The presentations further led to discussions on the high cost of technologies, harmonization, regulation and integration of the General Agricultural Practices (GAPs) from regions to countries, sharing of data and youth employment. These were just some of the issues which engaged the speakers and participants to share perspectives and suggest recommendations on how smart agriculture can be maximized to help farmers improve and sustain their livelihood.

Technology’s high cost

The participants all agreed that the smart technologies presented are all beneficial to the farmers but their very high costs will pose problems especially to the poor farmers in the region who cannot afford to buy some of the high-tech gadgets.

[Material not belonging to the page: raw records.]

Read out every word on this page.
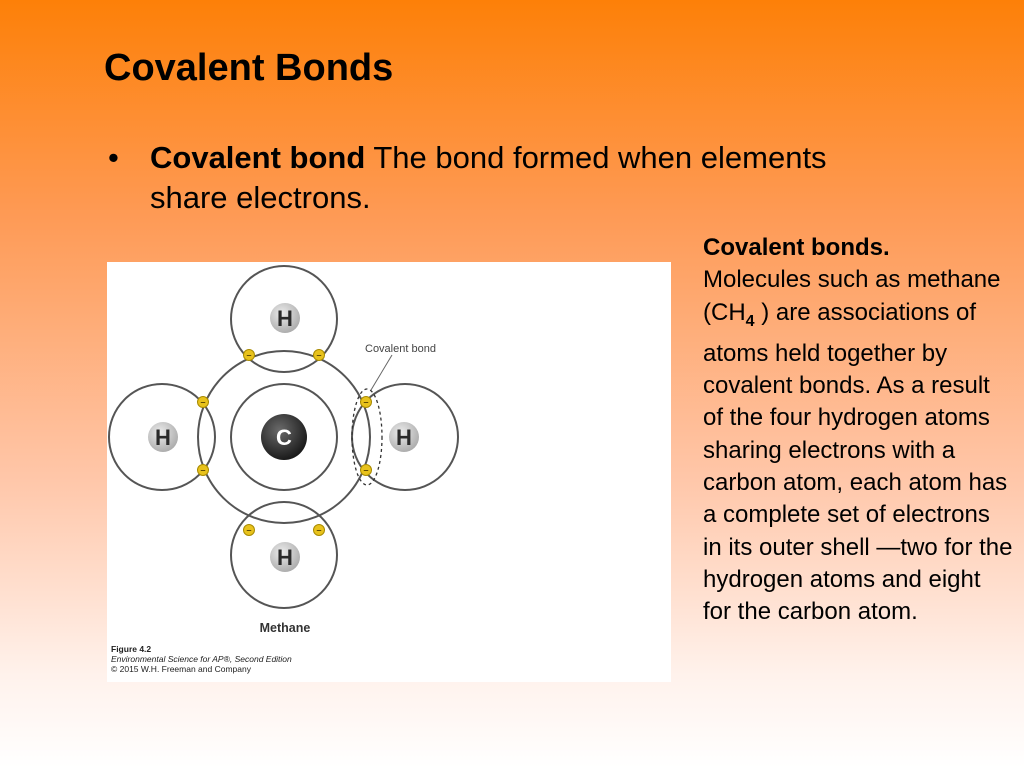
Covalent Bonds
• Covalent bond The bond formed when elements share electrons.
Covalent bond
C
H
H
H	H
–	–
–	–
–
–
–
–
Methane
Figure 4.2
Environmental Science for AP®, Second Edition
© 2015 W.H. Freeman and Company
Covalent bonds.
Molecules such as methane ($CH_4$ ) are associations of atoms held together by covalent bonds. As a result of the four hydrogen atoms sharing electrons with a carbon atom, each atom has a complete set of electrons in its outer shell —two for the hydrogen atoms and eight for the carbon atom.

The recommendation was to brainstorm and sort ways to reduce the high cost of artificial intelligence technology machines. Engaging and cooperation and networking activities could also be a solution as gadgets can be shared or leased, especially by farmer cooperatives. Capacity building and educating the farmers about cost efficiency can also be one of the ways to address the problem as farmers need to know that their high investments would benefit them in the long term. Other recommendations include to simplify and innovate technical agricultural machinery concepts into more practical applications, standardize the principles for integrating resources application because different countries have different types of agricultural practices, gather and collect more data to confirm the improvement of various smart technologies for agriculture as this will hasten and enhance the GAP certification of many farms in the future and study other crops aside from the usual staples like rice and corn to achieve more balance in food production.

Symposium wrap up

At the closing ceremonies, FFTC Director Dr. Kuo-Ching Lin succinctly wrapped up the symposium by first thanking everyone for their great efforts in sharing their knowledge and experiences in smart agriculture. He then concluded that based on the presentations, each country has different focus on smart agriculture based on their natural resource endowment and stages of development. He said Southeast Asian countries focus on precision agriculture, while Northeast Asia focuses on GAP and the overall social and ecological sustainability. Although GAP is the direction of future development, regardless of whether its organic or not, GAP still needs to be promoted and only by changes in the code of conduct can it make significant and more comprehensive progress. Whether it is fit with GAP or organic food production regulation, governments should always ensure food safety for people. The advancement of technology research and development and production methods is mainly driven by demand, that is, demand-oriented research and consumers play an important role in this process, and the implementation of food and agriculture education can drive the establishment of a sustainable food system.

Dr. Toshio Ohtani, Vice President of the National Agriculture and Food Research Organization (NARO), delivers the keynote presentation on “Smart Food Chain System – to Developing Highly Relevant Society from Consumer to Agri-Food Industries in Japan.” He talks about NARO’s  history and contributions to modern agriculture and presents the 5th Science and Technology Basic Plan (FYI 2016-2020) which is being promoted by the Japanese government.

Opening ceremony speeches: 
Deputy Minister, COA
Dr. Junne-Jih Chen

Opening ceremony speeches: 
Director, FFTC 
Dr. Kuo-Ching Lin

Opening ceremony speeches:
President, NPUST
Dr. Chang-Hsien Tai 

Opening ceremony speeches: 
Deputy Director General, TARI
Dr. Jyh-Rong Tsay

Opening ceremony speeches: 
Director General, WorldVeg
Dr. Marco Wopereis

At the closing ceremonies, FFTC Director Dr. Kuo-Ching Lin succinctly wraps up the symposium emphasizing the roles of smart agriculture and GAPs in the attainment of sustainable agriculture.

In Shanhua, Tainan, speakers and participants of the symposium visit The World Vegetable Center, an international, non-profit organization dedicated to vegetable research and development. The symposium participants are guided to the Center’s high-tech experimental field, the vegetable gene bank, where the world's largest collection of vegetable seeds is stored and the vegetable demonstration garden.